Soudain, un hurlement inhumain déchira l’air, arrachant un cri de surprise à Keum-Sook. Cela ressemblait au rugissement d’un fauve, mais le cri était porteur d’une telle violence qu’il était invraisemblable qu’un animal puisse jamais produire ce son. Elle entendit encore un cri de douleur – humain celui-là, et ressentit une pluie de sang lui maculer le visage. Puis il y eut le bruit d’un corps qui tombait lourdement sur le sol, et plus rien.

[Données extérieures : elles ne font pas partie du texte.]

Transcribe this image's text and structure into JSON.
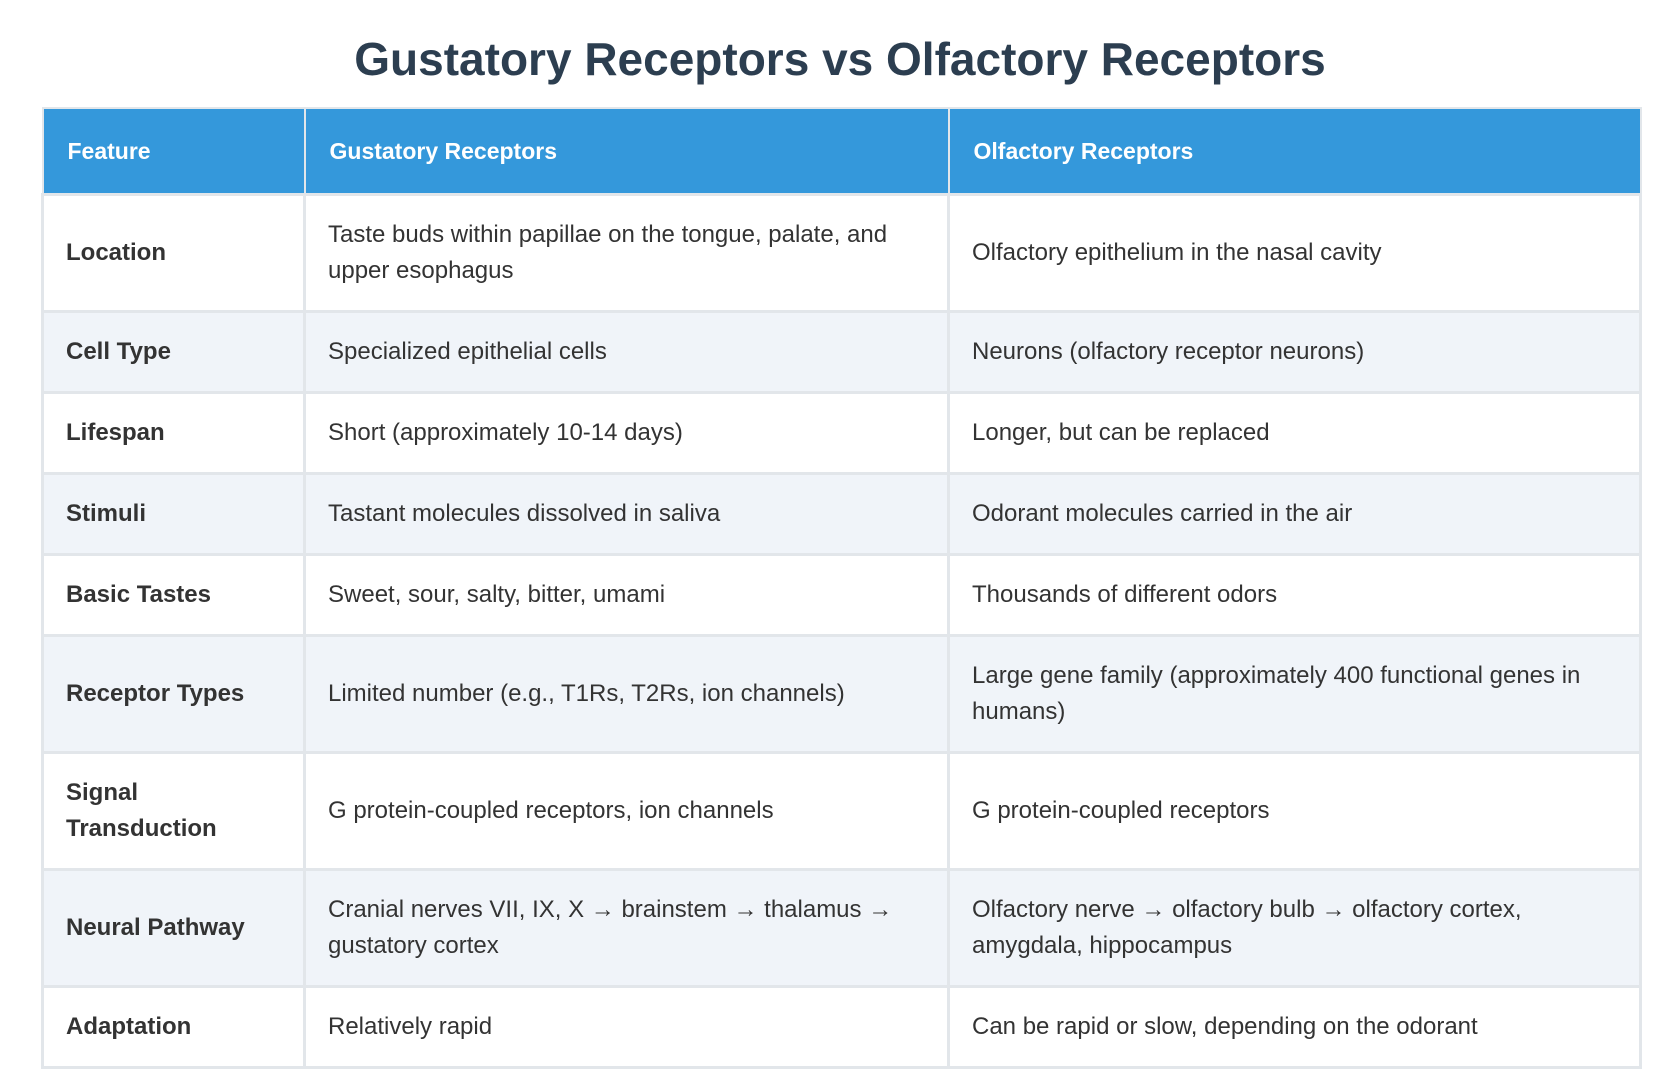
{
  "title": "Gustatory Receptors vs Olfactory Receptors",
  "table": {
    "header": [
      "Feature",
      "Gustatory Receptors",
      "Olfactory Receptors"
    ],
    "rows": [
      [
        "Location",
        "Taste buds within papillae on the tongue, palate, and upper esophagus",
        "Olfactory epithelium in the nasal cavity"
      ],
      [
        "Cell Type",
        "Specialized epithelial cells",
        "Neurons (olfactory receptor neurons)"
      ],
      [
        "Lifespan",
        "Short (approximately 10-14 days)",
        "Longer, but can be replaced"
      ],
      [
        "Stimuli",
        "Tastant molecules dissolved in saliva",
        "Odorant molecules carried in the air"
      ],
      [
        "Basic Tastes",
        "Sweet, sour, salty, bitter, umami",
        "Thousands of different odors"
      ],
      [
        "Receptor Types",
        "Limited number (e.g., T1Rs, T2Rs, ion channels)",
        "Large gene family (approximately 400 functional genes in humans)"
      ],
      [
        "Signal Transduction",
        "G protein-coupled receptors, ion channels",
        "G protein-coupled receptors"
      ],
      [
        "Neural Pathway",
        "Cranial nerves VII, IX, X → brainstem → thalamus → gustatory cortex",
        "Olfactory nerve → olfactory bulb → olfactory cortex, amygdala, hippocampus"
      ],
      [
        "Adaptation",
        "Relatively rapid",
        "Can be rapid or slow, depending on the odorant"
      ]
    ]
  }
}
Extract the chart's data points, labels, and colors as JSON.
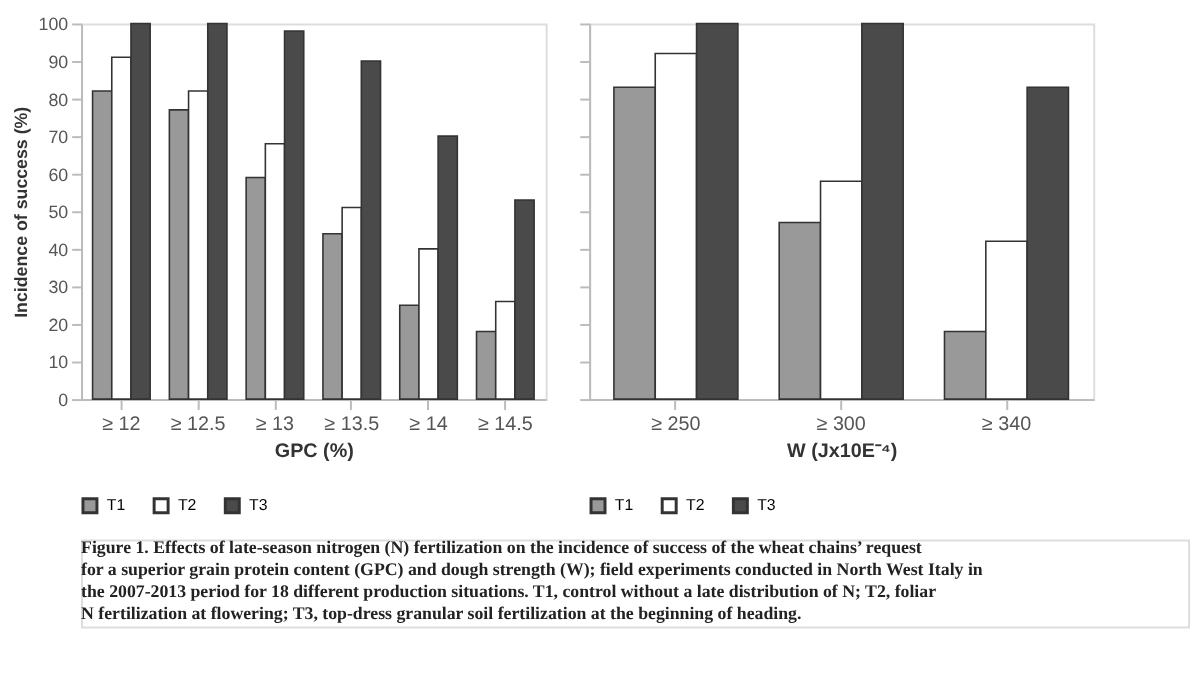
{
  "chart_data": [
    {
      "type": "bar",
      "categories": [
        "≥ 12",
        "≥ 12.5",
        "≥ 13",
        "≥ 13.5",
        "≥ 14",
        "≥ 14.5"
      ],
      "xlabel": "GPC (%)",
      "ylabel": "Incidence of success (%)",
      "ylim": [
        0,
        100
      ],
      "yticks": [
        0,
        10,
        20,
        30,
        40,
        50,
        60,
        70,
        80,
        90,
        100
      ],
      "grid": false,
      "legend": "bottom",
      "series": [
        {
          "name": "T1",
          "color": "#999999",
          "values": [
            82,
            77,
            59,
            44,
            25,
            18
          ]
        },
        {
          "name": "T2",
          "color": "#ffffff",
          "values": [
            91,
            82,
            68,
            51,
            40,
            26
          ]
        },
        {
          "name": "T3",
          "color": "#4a4a4a",
          "values": [
            100,
            100,
            98,
            90,
            70,
            53
          ]
        }
      ],
      "annotations": [
        "Figure 1. Effects of late-season nitrogen (N) fertilization on the incidence of success of the wheat chains’ request for a superior grain protein content (GPC) and dough strength (W); field experiments conducted in North West Italy in the 2007-2013 period for 18 different production situations. T1, control without a late distribution of N; T2, foliar N fertilization at flowering; T3, top-dress granular soil fertilization at the beginning of heading."
      ]
    },
    {
      "type": "bar",
      "categories": [
        "≥ 250",
        "≥ 300",
        "≥ 340"
      ],
      "xlabel": "W (Jx10E⁻⁴)",
      "ylim": [
        0,
        100
      ],
      "yticks": [
        0,
        10,
        20,
        30,
        40,
        50,
        60,
        70,
        80,
        90,
        100
      ],
      "grid": false,
      "legend": "bottom",
      "tick_labels": "x",
      "series": [
        {
          "name": "T1",
          "color": "#999999",
          "values": [
            83,
            47,
            18
          ]
        },
        {
          "name": "T2",
          "color": "#ffffff",
          "values": [
            92,
            58,
            42
          ]
        },
        {
          "name": "T3",
          "color": "#4a4a4a",
          "values": [
            100,
            100,
            83
          ]
        }
      ]
    }
  ]
}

Le silence retomba. D’une voix tremblante, Keum-Sook appela Bao, mais personne ne répondit. Pourtant, d’où elle était, la jeune fille pouvait entendre distinctement une respiration lourde et difficile, qui ressemblait à celle d’un homme blessé. Elle se releva enfin et se dirigea vers l’origine du bruit en tremblant. Elle avait à peine fait quelques pas, qu’elle manqua de trébucher sur un corps étendu sur le sol. Elle s’accroupit maladroitement et de sa main, chercha le visage de l’homme. Sa main rencontra son front ; les veines battaient aux tempes, il vivait encore. Dans un murmure presque inaudible, le blessé dit : « Fuyez… princesse… » « Bao ? » Fit-elle en retenant ses pleurs. Il n’eut pas le temps de lui répondre. Une gerbe de sang jaillit sur les bras de Keum-Sook, tandis qu’un râle d’agonie s’échappait des lèvres de l’homme. Affolée, la jeune fille voulut tenter de localiser la blessure ; mais tandis qu’elle parcourait de ses doigts la poitrine du mourant, elle sentit sur son épaule nue le contact rugueux d’une main immense et calleuse. Elle poussa un cri de surprise et attrapa le bras de la créature pour essayer de se dégager de son étreinte, en vain. Le corps de la bête était recouvert d’une épaisse fourrure. Redressant la tête, les yeux remplis de larmes, elle dit : « Tue-moi maintenant. Tu as tué celui qui m’avait ramené à la vie et envers qui j’ai une dette éternelle. Si tu me laisses vivre, je consacrerai mon existence à te pourchasser pour te détruire. » La créature garda le silence pendant un instant. Puis, d’une voix puissante, sortie d’une gorge qui n’avait plus rien d’humain, elle répondit : « Tu n’as aucune dette envers moi. Tu es revenue de toi-même pour suivre ta Voie jusqu’au bout. Je n’ai fait que t’y aider. » Et Keum-Sook, horrifiée, reconnut la voix déformée et torturée de Bao.